SSE and EDF Energy have lodged an appeal with the Competition and Markets Authority against an Ofgem decision to refuse a £120 million rebate on network charges for generators.

The regulator says electricity consumers will be “disappointed” by the appeal and has vowed to defend its decision.

SSE and EDF Energy believe Transmission Network Use of System Charges (TNUoS) in 2015/16 exceeded an average annual cap of €2.50/MWh set by an EU directive.

In March 2016, SSE submitted a modification to the Connection and Use of System Code (CUSC) called CMP 261, which would have returned the alleged overpayment through an £120 million rebate.

Two alternative versions of the modification were approved by the CUSC panel at a meeting in June.

However, Ofgem disagreed with the panel’s recommendations and rejected the modifications last month on the basis that the cap had not actually been breached. The decision rested on the regulator’s interpretation of an exemption within the EU directive for charges covering the connection of generation assets to the transmission network.

SSE and EDF have now appealed against the ruling.

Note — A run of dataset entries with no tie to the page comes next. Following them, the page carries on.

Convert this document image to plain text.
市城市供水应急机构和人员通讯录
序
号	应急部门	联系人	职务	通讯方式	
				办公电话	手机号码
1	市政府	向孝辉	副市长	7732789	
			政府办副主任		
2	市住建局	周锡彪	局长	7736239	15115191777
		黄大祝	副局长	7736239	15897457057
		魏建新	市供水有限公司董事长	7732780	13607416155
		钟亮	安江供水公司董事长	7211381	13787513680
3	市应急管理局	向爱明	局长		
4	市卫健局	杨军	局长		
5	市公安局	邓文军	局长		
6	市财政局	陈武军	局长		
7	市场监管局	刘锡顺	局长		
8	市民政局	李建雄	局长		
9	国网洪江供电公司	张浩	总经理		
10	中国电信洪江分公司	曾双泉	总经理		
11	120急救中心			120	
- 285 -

In a statement, SSE said the TNUoS charges paid by generators in 2015/16 averaged around €3.25/MWh, meaning they exceeded the regulatory limit by more than a quarter.

“As a result, SSE, together with EDF Energy, will now appeal Ofgem’s decision on CMP261 to the CMA.”

EDF Energy said generators were “overcharged for using the national transmission system in 2015/16 and that this is unlawful. We are jointly appealing with SSE against Ofgem’s decision not to refund these extra charges”.

“Stable regulation is essential in giving suppliers and investors confidence in the UK electricity market and it is important that rules are applied fairly and consistently,” added EDF Enery. “If Ofgem’s decision is not reversed, it risks creating uncertainty in the electricity market.”

Responding to the appeal, Ofgem said: “Electricity consumers will be disappointed to learn that SSE and EDF Energy have chosen to appeal our decision to reject proposals for a rebate of network charges that is likely to cost consumers up to £120 million and lead to increasing payments to larger generators in the longer term.

“Ofgem’s decision is a sensible interpretation of European Union regulations and is in the interests of consumers. We will robustly defend our decision at the Competition and Markets Authority.”